Barclays has had some very public legal problems in recent times. Payment protection insurance mis-selling, Libor-fixing fines and claims, and claims arising from the sale of derivatives products to SMEs come to mind.

It is not alone among banks in having these issues – and on one account deserves credit for being the first to reach an agreement with regulators. Unveiling its strategic review, chief executive Antony Jenkins seeks ‘first-mover’ advantage again, claiming that by ceasing some controversial activities, the bank will acquire values that will secure its future. Banks that ‘don’t get’ that shift’s importance, he predicted, ‘will fall behind’.

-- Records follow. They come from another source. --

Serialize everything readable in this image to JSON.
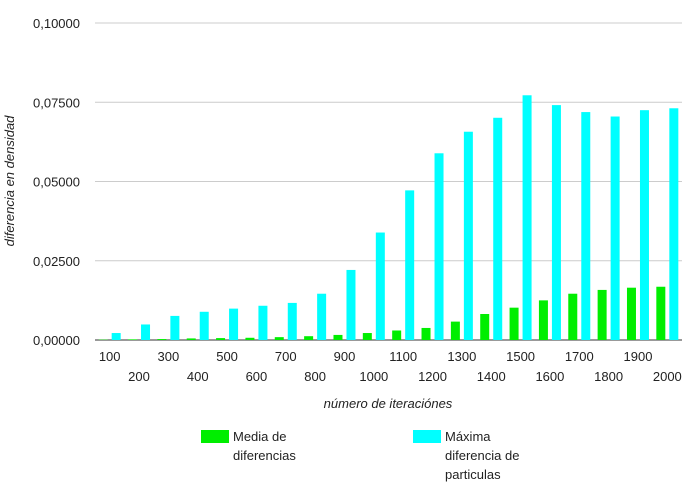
{
  "chart_data": {
    "type": "bar",
    "xlabel": "número de iteraciónes",
    "ylabel": "diferencia en densidad",
    "ylim": [
      0,
      0.1
    ],
    "yticks": [
      "0,00000",
      "0,02500",
      "0,05000",
      "0,07500",
      "0,10000"
    ],
    "ytick_values": [
      0,
      0.025,
      0.05,
      0.075,
      0.1
    ],
    "grid": true,
    "legend_position": "bottom",
    "categories": [
      "100",
      "200",
      "300",
      "400",
      "500",
      "600",
      "700",
      "800",
      "900",
      "1000",
      "1100",
      "1200",
      "1300",
      "1400",
      "1500",
      "1600",
      "1700",
      "1800",
      "1900",
      "2000"
    ],
    "series": [
      {
        "name_lines": [
          "Media de",
          "diferencias"
        ],
        "color": "#00ee00",
        "values": [
          0.0001,
          0.0002,
          0.0003,
          0.0005,
          0.0006,
          0.0007,
          0.0009,
          0.0012,
          0.0016,
          0.0022,
          0.003,
          0.0038,
          0.0058,
          0.0082,
          0.0102,
          0.0125,
          0.0146,
          0.0158,
          0.0165,
          0.0168
        ]
      },
      {
        "name_lines": [
          "Máxima",
          "diferencia de",
          "particulas"
        ],
        "color": "#00ffff",
        "values": [
          0.0022,
          0.0049,
          0.0076,
          0.0089,
          0.0099,
          0.0108,
          0.0117,
          0.0146,
          0.0221,
          0.0339,
          0.0472,
          0.0589,
          0.0657,
          0.0701,
          0.0772,
          0.0741,
          0.0719,
          0.0705,
          0.0725,
          0.0731
        ]
      }
    ]
  }
}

Most commentators missed the importance he attached to legal and compliance matters in all this. But they are huge. The compliance function, placed with the legal department following another major reorganisation in 2004, has been taken from the general counsel’s remit and placed as a direct report to Jenkins.

Given the admitted control deficit that sits behind some of the bank’s problems, that may reflect a belief that the arrangement was not fit for purpose. But for the lawyer who replaces outgoing GC Mark Harding, this divestment should be liberating.

Regulators have increasingly placed demands on in-house counsel that put them in the position not of trusted adviser, but of a ‘control function’ – an increasingly conflicted extension of the regulator’s staff.Barclays lawyers will not fully shake those responsibilities. But whatever its motive, this move does look helpful.